Allgemeine Informationen
Definition
Inflammatorische Gelenkerkrankung, die durch eine genetische Suszeptibilität begünstigt wird, Tage oder Wochen nach einer gelenkfernen Infektion in einem oder mehreren Gelenken auftritt und bei denen sich der auslösende Erreger nicht aus der Synovia anzüchten lässt.1
Auslöser sind meist bakterielle Infektionen des Darmes, der Harn- und Geschlechtsorgane oder der Atemwege.2
Trias aus Arthritis, Urethritis und Konjunktivitis wurde früher als Reiter-Syndrom bezeichnet, jedoch ist es eine seltene Form der reaktiven Arthritis.3
Ätiologie und Pathogenese gemäß nachfolgender Referenz4
Immunologisch vermittelte Arthritis durch vorangegangenen, gelenkfernen bakteriellen Infekt bei genetisch prädisponierten Personen (HLA-B27-positiv)
Typische Erreger
urethritisch: Chlamydophilia trachomatis oder selten Ureaplasma urealyticum
enteritisch: Yersinia enterocolitica, Yersinia pseudotuberculosis, Salmonella enteritidis und typhimurium, Shigella flexneri, Campylobacter jejuni; Einzelfälle nach Infektionen mit Clostridium difficile und E. coli
respiratorisch: Chlamydophilia-pneumoniae
Nach einer Infektion können Abbauprodukte/bakterielle Antigene teilweise wochenlang in der Synovia vorliegen und dort zu immunologisch bedingter Synovitis führen.5
HLA-B27 erhöht das Risiko für reaktive Arthritis massiv. Es existieren verschiedene Hypothesen zur Rolle von HLA-B27 bei der Pathogenese, die sich gegenseitig nicht ausschließen.

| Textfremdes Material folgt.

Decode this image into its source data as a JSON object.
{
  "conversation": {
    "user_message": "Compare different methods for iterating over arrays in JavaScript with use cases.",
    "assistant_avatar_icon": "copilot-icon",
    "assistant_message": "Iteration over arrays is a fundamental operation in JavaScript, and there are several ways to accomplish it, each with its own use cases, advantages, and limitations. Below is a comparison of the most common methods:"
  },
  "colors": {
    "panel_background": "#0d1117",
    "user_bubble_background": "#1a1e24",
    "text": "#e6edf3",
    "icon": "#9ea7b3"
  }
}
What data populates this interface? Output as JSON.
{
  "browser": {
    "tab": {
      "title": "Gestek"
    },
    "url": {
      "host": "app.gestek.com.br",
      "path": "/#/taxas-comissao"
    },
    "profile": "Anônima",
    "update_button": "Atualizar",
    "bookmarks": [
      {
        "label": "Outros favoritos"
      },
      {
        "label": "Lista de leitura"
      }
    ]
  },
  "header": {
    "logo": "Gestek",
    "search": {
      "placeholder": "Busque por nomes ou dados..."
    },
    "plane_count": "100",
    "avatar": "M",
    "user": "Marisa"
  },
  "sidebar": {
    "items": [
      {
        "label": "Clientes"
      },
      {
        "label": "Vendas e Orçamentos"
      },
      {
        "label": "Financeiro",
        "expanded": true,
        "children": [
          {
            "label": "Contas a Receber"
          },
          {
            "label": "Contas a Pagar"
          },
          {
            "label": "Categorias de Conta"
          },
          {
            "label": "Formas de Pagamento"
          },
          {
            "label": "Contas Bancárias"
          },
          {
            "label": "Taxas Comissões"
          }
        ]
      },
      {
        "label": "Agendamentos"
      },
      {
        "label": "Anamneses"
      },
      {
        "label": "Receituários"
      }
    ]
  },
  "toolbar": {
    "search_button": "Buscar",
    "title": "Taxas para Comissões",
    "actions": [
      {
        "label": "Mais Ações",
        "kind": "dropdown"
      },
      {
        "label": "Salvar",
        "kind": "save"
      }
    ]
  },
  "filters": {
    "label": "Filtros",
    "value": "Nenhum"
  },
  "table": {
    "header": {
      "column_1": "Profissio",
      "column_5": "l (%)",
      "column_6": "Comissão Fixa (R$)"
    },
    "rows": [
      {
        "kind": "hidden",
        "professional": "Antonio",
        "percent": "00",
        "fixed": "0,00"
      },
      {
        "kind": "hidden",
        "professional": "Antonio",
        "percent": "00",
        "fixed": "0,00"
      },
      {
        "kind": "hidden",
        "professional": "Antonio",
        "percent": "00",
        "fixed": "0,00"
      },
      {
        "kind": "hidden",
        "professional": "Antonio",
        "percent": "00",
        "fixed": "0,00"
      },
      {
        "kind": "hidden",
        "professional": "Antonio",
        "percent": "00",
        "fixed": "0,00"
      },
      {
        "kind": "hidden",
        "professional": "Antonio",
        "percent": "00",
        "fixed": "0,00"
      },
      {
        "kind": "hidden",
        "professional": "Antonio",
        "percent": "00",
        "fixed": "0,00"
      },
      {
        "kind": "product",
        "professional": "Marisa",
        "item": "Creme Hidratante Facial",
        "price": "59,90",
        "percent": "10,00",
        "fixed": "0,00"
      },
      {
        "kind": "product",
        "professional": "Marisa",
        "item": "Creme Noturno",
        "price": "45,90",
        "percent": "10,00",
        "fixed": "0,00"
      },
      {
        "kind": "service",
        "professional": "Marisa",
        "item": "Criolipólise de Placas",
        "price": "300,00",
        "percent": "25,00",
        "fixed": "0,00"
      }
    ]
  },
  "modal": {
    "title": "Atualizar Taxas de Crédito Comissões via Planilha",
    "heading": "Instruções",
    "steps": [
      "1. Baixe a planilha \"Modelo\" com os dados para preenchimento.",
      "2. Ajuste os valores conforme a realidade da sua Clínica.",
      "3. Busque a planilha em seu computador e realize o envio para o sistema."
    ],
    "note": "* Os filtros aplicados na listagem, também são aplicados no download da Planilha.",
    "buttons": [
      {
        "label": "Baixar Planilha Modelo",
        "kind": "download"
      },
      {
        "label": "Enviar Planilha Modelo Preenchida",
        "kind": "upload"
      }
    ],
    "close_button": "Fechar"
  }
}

HLA-B27 modifiziert die Aufnahme und/oder intrazelluläre Abtötung der Bakterien in Epithelzellen und Monozyten und ermöglicht eine Erregerpersistenz.
Modell des arthritogenen Peptids: HLA-B27 fungiert als antigenpräsentierendes Molekül für bakterielle und autoantigene Peptide.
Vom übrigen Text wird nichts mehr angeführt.